What decision should I make about an incident?

This is mainly written from a production engineer’s view. This might be helpful for an engineer who is response for some production service, and just wants a sanity check… On with the question. Sometimes you have legacy software that most of your company’s critical path relies on. That software hasn’t powered off in X amount of scary years. Some combination of documentation, automation of task and source control code is nonexistent. One question to ask is — when was the last time this box (host machine) powered off? Do you know what it takes to restart process(es). Are you positive you can restart all the processes on that host if you powered it off and used that restart it trick? If the answer is no, you my friend have some (pet instances). Is the recovery plan well documented? Actionable documentation is key. The documentation should contain what to do. The dependent services or jobs that might need a restart, kill, relaunch, rescheduled. The proper sequence of task execution. Consumers and the stakeholders of the system? I’m going overkill but you get the point. What does data integrity and retention policies exist for this system? Sometimes there will be DB locks that are handling payment operations at the application layer, inoperable code that will cause memleaks or hardware failures. Is it okay to lose any of that data? I say yes it is okay to lose data. If not of course there are more expensive solutions to deploy. But you can’t think about that now. If the incident is in a domain that is out of your comfort zone with solving, than use the appropriate escalation path. Don’t just say is anyone getting a 400 error? Describe the service, where it is failing and any other key details.

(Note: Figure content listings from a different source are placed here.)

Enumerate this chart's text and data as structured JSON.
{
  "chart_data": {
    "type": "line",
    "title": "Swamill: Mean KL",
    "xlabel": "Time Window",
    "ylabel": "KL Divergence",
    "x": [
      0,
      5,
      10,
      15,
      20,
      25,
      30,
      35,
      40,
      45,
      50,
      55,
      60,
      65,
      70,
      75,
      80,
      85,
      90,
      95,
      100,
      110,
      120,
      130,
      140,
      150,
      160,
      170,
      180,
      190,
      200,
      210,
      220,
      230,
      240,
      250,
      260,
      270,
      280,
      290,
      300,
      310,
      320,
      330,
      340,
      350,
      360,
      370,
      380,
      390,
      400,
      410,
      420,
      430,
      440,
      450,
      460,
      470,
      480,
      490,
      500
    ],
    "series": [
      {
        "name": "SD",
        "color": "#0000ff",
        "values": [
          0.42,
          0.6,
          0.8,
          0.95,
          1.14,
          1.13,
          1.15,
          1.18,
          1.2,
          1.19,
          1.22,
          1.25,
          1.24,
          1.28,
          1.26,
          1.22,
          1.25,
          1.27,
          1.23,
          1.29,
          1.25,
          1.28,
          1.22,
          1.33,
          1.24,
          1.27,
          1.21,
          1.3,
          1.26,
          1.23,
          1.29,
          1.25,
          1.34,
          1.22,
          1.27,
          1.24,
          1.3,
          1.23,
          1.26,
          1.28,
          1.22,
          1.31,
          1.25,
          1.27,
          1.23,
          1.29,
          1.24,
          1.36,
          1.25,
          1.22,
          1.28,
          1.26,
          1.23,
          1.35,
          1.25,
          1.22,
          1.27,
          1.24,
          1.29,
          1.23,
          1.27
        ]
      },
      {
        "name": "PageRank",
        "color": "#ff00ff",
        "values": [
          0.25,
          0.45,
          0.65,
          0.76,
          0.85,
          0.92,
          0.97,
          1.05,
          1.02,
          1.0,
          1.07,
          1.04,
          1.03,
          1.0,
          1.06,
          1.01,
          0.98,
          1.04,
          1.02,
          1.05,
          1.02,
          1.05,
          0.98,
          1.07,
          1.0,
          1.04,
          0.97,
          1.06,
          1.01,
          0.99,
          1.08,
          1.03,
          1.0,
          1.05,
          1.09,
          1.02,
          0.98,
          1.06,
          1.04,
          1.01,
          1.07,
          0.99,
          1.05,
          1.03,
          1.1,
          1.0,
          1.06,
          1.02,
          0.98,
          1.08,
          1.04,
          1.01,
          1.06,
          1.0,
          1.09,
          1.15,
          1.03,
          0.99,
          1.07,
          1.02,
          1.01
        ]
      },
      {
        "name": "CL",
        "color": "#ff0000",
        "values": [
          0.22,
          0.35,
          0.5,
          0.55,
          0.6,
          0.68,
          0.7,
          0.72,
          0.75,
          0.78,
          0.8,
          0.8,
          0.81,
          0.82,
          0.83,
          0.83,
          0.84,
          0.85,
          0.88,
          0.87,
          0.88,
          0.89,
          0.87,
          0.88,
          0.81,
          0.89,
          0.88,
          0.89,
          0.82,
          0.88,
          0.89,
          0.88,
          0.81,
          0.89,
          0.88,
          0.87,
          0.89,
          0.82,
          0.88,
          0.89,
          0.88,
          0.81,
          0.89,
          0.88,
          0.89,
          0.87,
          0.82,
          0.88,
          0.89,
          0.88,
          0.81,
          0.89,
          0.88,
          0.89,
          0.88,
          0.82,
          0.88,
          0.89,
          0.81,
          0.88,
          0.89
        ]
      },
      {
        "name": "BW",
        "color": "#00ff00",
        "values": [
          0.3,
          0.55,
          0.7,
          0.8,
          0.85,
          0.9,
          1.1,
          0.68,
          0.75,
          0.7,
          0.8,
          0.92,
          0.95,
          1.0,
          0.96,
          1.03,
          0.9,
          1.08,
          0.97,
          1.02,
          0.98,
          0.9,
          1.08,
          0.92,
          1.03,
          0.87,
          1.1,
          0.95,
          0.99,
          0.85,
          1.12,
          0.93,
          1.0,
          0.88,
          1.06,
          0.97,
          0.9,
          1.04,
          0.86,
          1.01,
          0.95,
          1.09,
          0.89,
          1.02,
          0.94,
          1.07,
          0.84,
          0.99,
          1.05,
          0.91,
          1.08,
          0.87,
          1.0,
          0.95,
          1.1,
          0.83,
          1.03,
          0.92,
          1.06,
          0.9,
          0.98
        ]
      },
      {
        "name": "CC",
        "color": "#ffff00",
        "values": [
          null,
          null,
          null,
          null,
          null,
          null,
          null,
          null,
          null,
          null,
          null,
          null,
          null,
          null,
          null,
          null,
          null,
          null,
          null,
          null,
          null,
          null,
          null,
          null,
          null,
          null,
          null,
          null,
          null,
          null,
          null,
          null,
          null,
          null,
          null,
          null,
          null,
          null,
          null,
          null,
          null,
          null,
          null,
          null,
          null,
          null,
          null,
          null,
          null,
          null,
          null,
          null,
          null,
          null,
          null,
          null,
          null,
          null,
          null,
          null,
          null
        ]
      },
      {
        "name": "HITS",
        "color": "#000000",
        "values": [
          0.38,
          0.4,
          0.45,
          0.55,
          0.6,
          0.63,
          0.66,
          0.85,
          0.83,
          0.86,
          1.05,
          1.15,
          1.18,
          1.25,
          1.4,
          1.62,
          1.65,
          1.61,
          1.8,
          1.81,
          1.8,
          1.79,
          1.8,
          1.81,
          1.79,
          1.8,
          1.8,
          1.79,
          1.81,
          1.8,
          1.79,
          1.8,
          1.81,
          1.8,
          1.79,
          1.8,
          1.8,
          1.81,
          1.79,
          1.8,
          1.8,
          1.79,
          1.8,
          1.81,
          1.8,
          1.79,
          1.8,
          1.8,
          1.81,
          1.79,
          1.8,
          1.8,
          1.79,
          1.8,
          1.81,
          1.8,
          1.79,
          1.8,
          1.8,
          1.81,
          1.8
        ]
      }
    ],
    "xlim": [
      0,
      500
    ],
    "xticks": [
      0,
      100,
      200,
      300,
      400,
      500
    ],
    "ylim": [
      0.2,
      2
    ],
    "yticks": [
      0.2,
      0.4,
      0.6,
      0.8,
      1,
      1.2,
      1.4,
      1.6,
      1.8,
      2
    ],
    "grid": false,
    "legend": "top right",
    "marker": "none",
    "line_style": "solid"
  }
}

How important are user experiences? How are they experiencing the current incident? Not thinking how but actually engaging and getting input from your users if possible? If these are services that your users interact with, or supports internal employees to help customers have those same experiences when they call in are vital. Execute this well. Then everyone will feel great about the decisions made at the resolution. I suggest codifying as much as you can during the incident regardless if there wasn’t anything before. I can see checking logs and restarting processes. If you are starting process(es) with different flag options, or installing dependencies; than you should code those steps and document them. That way you can have a changelog for the postmortem. The best bet is to have the code reviewed during the incident by a team member. Reviewed code helps show consensus on the path to resolution. Also if you have to step away from the incident or the incident occurs again, someone else may pick it up from your train of thought. Through this process you are improving your code base, and removing technical debt during an incident. Don’t forget to check in on the users affected . Inform them of any updates to the system and if there is any loss of data. Communication is key and make sure you consistently provide updates. Users will always inquire for an ETA. Sometimes you will be unsure. So give a time period of when you will provide the next update. 30 minutes is usually always fair unless you have strict SLAs. After this incident is over write a postmortem (Michael’s is the best IMO, and he’s a cool SRE) and publish it for the company. Don’t have a Post morteum Culture? bring It. Send it out as an email to your organization as a technical thought. Set up a meeting with an optional invite that people can join, and learn more about your experiences and the systems that exist.

What decision should I make about an incident?

But guess what. Now you know more about how that shit works.